What is madness? For Foucault, madness is not organic and unchanging, it is inseparably embedded in culture and society, a victim of its whims. By returning to its history one can understand how perceptions are moulded by the language, science and beliefs of the time – from the ostracising of lepers, suspicions of demonic habitation and in contemporary thought, as a mental condition.  Madness is the enemy of reason, it is déraison. Foucault identifies the dichotomy of socially-constructed madness; is it in fact a body of unique knowledge or a target of difference and intervention by a power?

This blog presents the notion that perhaps society should not attempt to numb madness and silence its’ outbursts with psychiatry and medicine. Society may always require a certain group, one of Girard’s scapegoats, to unite those who have escaped the stigmatism of being labelled insane. The norm is generally dictated by who is in power, and the parameters measured against what they deem acceptable, despite those in power possibly only being a few degrees along on the continuum of madness. The power relations are at work once again.  

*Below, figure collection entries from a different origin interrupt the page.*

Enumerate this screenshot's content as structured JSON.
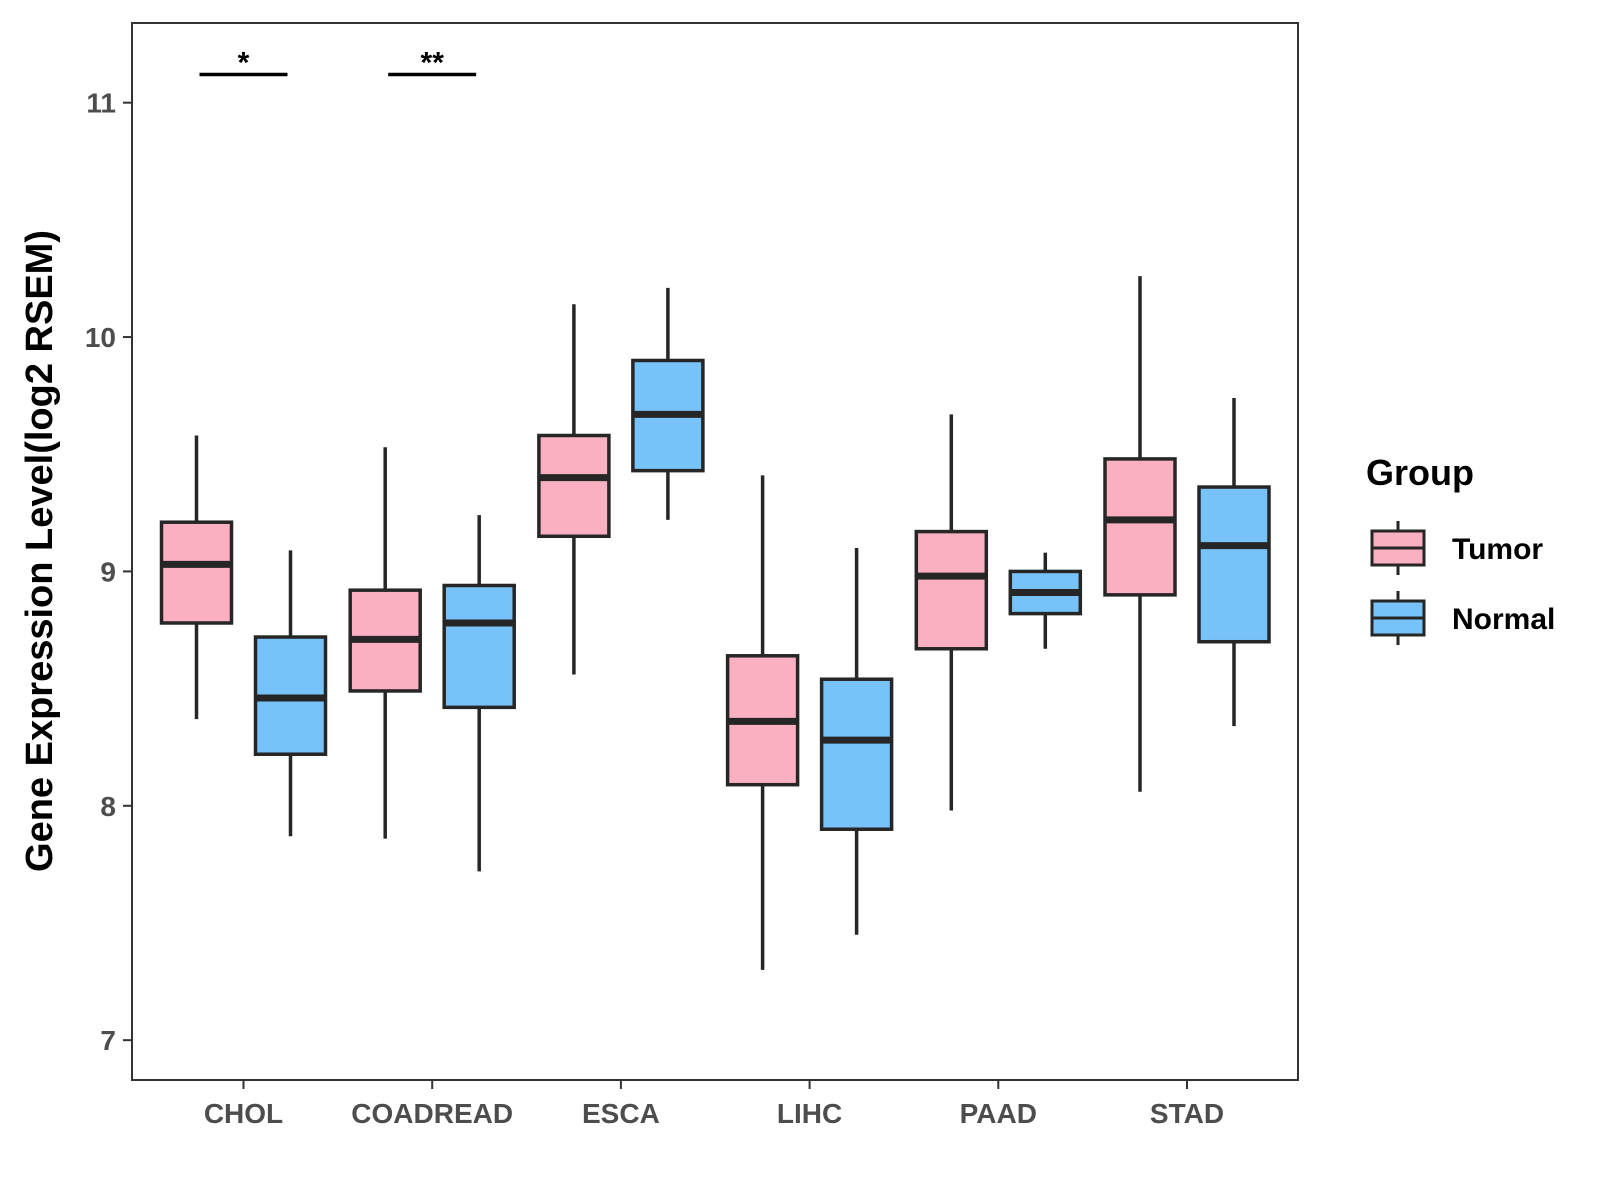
{
  "chart_data": {
    "type": "boxplot",
    "title": "",
    "xlabel": "",
    "ylabel": "Gene Expression Level(log2 RSEM)",
    "ylim": [
      6.83,
      11.34
    ],
    "yticks": [
      7,
      8,
      9,
      10,
      11
    ],
    "categories": [
      "CHOL",
      "COADREAD",
      "ESCA",
      "LIHC",
      "PAAD",
      "STAD"
    ],
    "legend": {
      "title": "Group",
      "position": "right"
    },
    "series": [
      {
        "name": "Tumor",
        "color": "#fbb0c1",
        "boxes": [
          {
            "whisker_low": 8.37,
            "q1": 8.78,
            "median": 9.03,
            "q3": 9.21,
            "whisker_high": 9.58
          },
          {
            "whisker_low": 7.86,
            "q1": 8.49,
            "median": 8.71,
            "q3": 8.92,
            "whisker_high": 9.53
          },
          {
            "whisker_low": 8.56,
            "q1": 9.15,
            "median": 9.4,
            "q3": 9.58,
            "whisker_high": 10.14
          },
          {
            "whisker_low": 7.3,
            "q1": 8.09,
            "median": 8.36,
            "q3": 8.64,
            "whisker_high": 9.41
          },
          {
            "whisker_low": 7.98,
            "q1": 8.67,
            "median": 8.98,
            "q3": 9.17,
            "whisker_high": 9.67
          },
          {
            "whisker_low": 8.06,
            "q1": 8.9,
            "median": 9.22,
            "q3": 9.48,
            "whisker_high": 10.26
          }
        ]
      },
      {
        "name": "Normal",
        "color": "#77c2f8",
        "boxes": [
          {
            "whisker_low": 7.87,
            "q1": 8.22,
            "median": 8.46,
            "q3": 8.72,
            "whisker_high": 9.09
          },
          {
            "whisker_low": 7.72,
            "q1": 8.42,
            "median": 8.78,
            "q3": 8.94,
            "whisker_high": 9.24
          },
          {
            "whisker_low": 9.22,
            "q1": 9.43,
            "median": 9.67,
            "q3": 9.9,
            "whisker_high": 10.21
          },
          {
            "whisker_low": 7.45,
            "q1": 7.9,
            "median": 8.28,
            "q3": 8.54,
            "whisker_high": 9.1
          },
          {
            "whisker_low": 8.67,
            "q1": 8.82,
            "median": 8.91,
            "q3": 9.0,
            "whisker_high": 9.08
          },
          {
            "whisker_low": 8.34,
            "q1": 8.7,
            "median": 9.11,
            "q3": 9.36,
            "whisker_high": 9.74
          }
        ]
      }
    ],
    "annotations": [
      {
        "category": "CHOL",
        "label": "*",
        "y": 11.12
      },
      {
        "category": "COADREAD",
        "label": "**",
        "y": 11.12
      }
    ]
  }
}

Whilst not romanticising the idea of tortured geniuses, have the likes of Van Gogh, Nietzsche, Edgar Allan Poe and Beethoven taught us nothing of the links between genius and madness?

Perhaps the asylum in fact presents a sanctuary, an escape from the madness of the outside world?

If ‘madness’ is integral to civilisation, why is it uncivilised to be ‘mad’?


References:

Foucault, M, Madness and Civilization (Oxford: Routledge, 2005).


Emma Luxton
N0221912

1 comment:

  1. Thanks Emma. Really good post and another good example of clear writing. Really pleased with the quality of writing by everyone so far.


    I like the way you state that the condition of the treatment of madness is based on ‘society’s need to contain that which is ‘other’, to widen the gap between the so-called normal and the abnormal.’ It strikes me that this hits on a very key point of Foucault’s analysis. It is the very process of classifying of normality which generates the distance between the normal and abnormal. The classification of madness presents in some perverse way the illusion of care. By controlling, disciplining and containing madness institutions present themselves as if they are caring for the insane, and therefore they are regulating the unpalatable anomalies in societies. When in fact this amounts to the very stigmatization of the mad, mentally ill and the insane; the mad are kept external by being kept close and monitored within asylums.

    To answer you’re the question you pose, that is why is it uncivilized be mad is a good one to ask. It brings in to relief the full force of Foucault’s procedures. What can we say to answer the question other than madness ‘represents’ and presents an anomalous and monstrous challenge to society. Humans in many ways are very basic frail creatures and like to represent ourselves to ourselves as having some modicum of control. Madness presents a direct challenge to this self-possession. There is a kind of humanism I suppose that we could illicit from Foucault’s work, the human being is just not as ultimately sane as we might think. It is never a case of either/or, madness and sanity is a false dichotomy operating a spectrum of degree. I mean a lot of us do things like unconscious things like talking to ourselves, are superstitious and engage in a whole host of oddities. One could even argue on a broader sense that the things we are doing are ultimately mad in the broader sense, we forget to recycle on a Thursday which ultimately is contributing to ecological disaster. Now if that is not delusional self-harm I do not know what is.